Acute stress is a temporary state that sort of keeps you on your toes. Usually, acute stress is good for you. Acute stress happens when you are taking a test, when you give a presentation in front of a crowd or if you need to brake quickly when a car pulls out in front of you. It creates a select awareness that puts you at peak performance in trying situations.
But chronic stress is different. It lasts longer, feels overwhelming and is omnipresent. Chronic stress can be caused by things like mounting bills, strained relationships, professional uncertainty, and living a life that is not aligned with your values. The effects of chronic stress are many, and typically not great. They can include problems sleeping, strained relationships, pain, stomach problems, forgetfulness, chronic illness and much more.
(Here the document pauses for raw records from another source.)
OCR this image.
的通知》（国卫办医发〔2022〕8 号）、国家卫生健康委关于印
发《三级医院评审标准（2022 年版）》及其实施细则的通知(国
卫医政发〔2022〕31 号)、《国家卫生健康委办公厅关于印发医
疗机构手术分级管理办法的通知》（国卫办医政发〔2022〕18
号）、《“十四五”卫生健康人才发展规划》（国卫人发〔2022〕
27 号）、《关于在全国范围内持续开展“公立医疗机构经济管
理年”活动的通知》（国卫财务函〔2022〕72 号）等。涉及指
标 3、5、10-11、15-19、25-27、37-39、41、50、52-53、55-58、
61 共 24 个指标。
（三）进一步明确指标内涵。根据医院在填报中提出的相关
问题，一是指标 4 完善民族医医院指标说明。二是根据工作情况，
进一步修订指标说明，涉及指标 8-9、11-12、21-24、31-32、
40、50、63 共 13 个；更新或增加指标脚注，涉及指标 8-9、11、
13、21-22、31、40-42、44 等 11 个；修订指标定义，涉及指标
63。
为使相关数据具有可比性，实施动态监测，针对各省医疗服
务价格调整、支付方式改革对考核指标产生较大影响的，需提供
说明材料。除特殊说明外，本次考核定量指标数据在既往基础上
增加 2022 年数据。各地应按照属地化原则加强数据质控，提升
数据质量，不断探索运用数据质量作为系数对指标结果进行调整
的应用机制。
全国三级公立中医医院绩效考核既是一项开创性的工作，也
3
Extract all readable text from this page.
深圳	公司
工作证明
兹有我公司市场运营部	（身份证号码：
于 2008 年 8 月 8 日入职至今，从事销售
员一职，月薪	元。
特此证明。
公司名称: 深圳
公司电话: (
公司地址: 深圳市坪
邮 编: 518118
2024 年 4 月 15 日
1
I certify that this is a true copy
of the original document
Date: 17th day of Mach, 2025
Here is the thing. Everyone experiences stress. And that includes chronic stress too. So why are some people seemingly impervious to the effects of stress? Mindset. When stress is seen through the lens of positivity its effects are limited. This is the power of a growth mindset. When a growth mindset is used, stress is seen as an opportunity to stretch, grow and learn. When challenges present themselves, it is embraced as an opportunity rather than pushed away.
Let's use an example. According to Pew Research about 15% of Americans are dissatisfied or very dissatisfied at work. When work is consistently not going well it can cause chronic stress. Maybe there are rumors of layoffs, your wages have stagnated, or your supervisor is a micro-manager, these things can really take its toll on your chronic stress levels, your happiness, and your health. A person with a fixed mindset may believe that there is no relief valve for the stress, no opportunity for change, and that the challenges at work are too insurmountable so why bother to even try to change the circumstances. The person with a growth mindset will see this stress through the lens of opportunity, thinking that perhaps this is the right time to “retool” by taking some continuing education classes, to seek a different position in the company that allows you to “skill up”, or maybe it is the right time to go back to school and change professions entirely. The outcome of the stress response is determined by your mindset and hence choice, good or bad.
Next time you are feeling that sense of overwhelm or dissatisfaction with something in your life, first be mindful. Ask yourself, “am I seeking any opportunity for growth in this situation or am I just feeling stuck”. Then try actively flip your mindset to that of growth rather than fixed, and in doing so you can marvel at the possibilities!